NO food coloring agents have been added to give such bright and happy looks to these delicious noodles. These multiple vitamins and minerals' enriched noodles are products of Bato, Camarines Sur. Thanks to those people who made veggies a lot more easier to eat.
These happy looking noodles come in different flavors like:
Green Noodles: MALUNGGAY/Moringa + (leaves, seeds, and flowers), which are rich in vitamin C, ascorbic acid, iron, calcium, and phosphorus and have been claimed to help lower blood pressure, aid in circulatory stimulation, ease pains caused by rheumatism, headaches, migraines not to mention that it can also help prevent tumor.
Orange Noodles:CARROTS are excellent sources of antioxidant compounds, pro-vitamin A carotenes, which help protect against cardiovascular disease (lower risk of heart attack) and cancer and promote good vision, esp. night vision.
Yellow Noodles: SQUASH+( shoots and flowers)- Alttogether, they become another excellent sources of Vitamins A & B, calcium, phosphorus, and iron, which are very good in promoting good vison, increase rate of metabolism, helps maintain healthy skin and muscle tone. Enhance immune and nervous system function.
Bicol is not only proud of its natural wonders and good food but has been also noted to be the major producer of abaca products even before the Spaniards came to the Philippines.
Abaca is grown almost everywhere in Bicol. Volcanic area like the provinces of Albay and Sorsogon, are best suited for abaca cultivation. The Philippines' tropical climate, high to moderate rain fall, and rich in volcanic soil are particularly important in the growing of these plants.

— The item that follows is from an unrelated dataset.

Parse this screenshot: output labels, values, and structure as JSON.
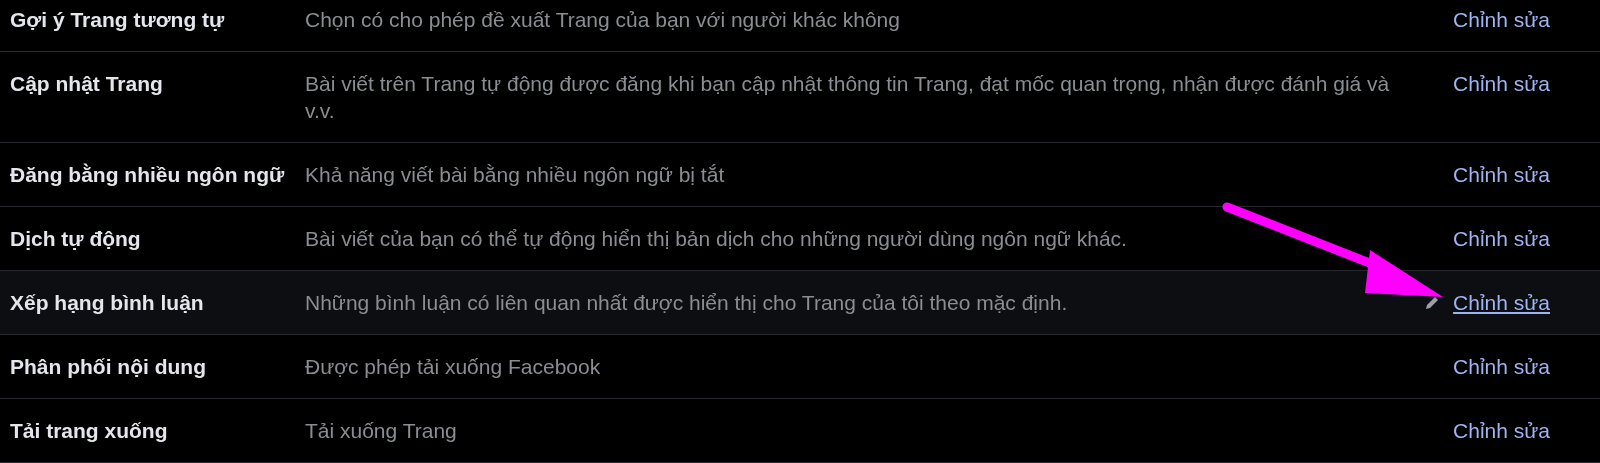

Some of the common abaca products now being sold all over the world are: Bags, Table Runners, Place Mats, Wallets, Belts, Slippers, Carpets, Hammocks, Wall Decors and even ropes.
Americans has been the largest importer of abaca since 1830s , followed by Japan, and Australia.... The American navy uses abaca rope because it has a remarkable strength and more resistant to salt water decomposition than other known fibers. In fact, it was and still is the strongest of all natural fibers. Such qualities that were also appreciated by other foreign shipping companies all over the world.
By 1925, the US Department of Agriculture officials attempted to grow abaca in the Central American countries but despite experimental planting in their willingness to expand the industry in several other central American countries, efforts came out to be futile. However, at the end of World War 2 they have finally succeeded cultivating Abaca somewhere in Equador.
The abaca plant is a restricted material and government regulated. So, while Abaca's seeds and flowers are freely shared among countries, Thus, if a country other than the Philippines claims to grow abaca, DNA testing will always trace its origin to the Philippines, especifically Bicol.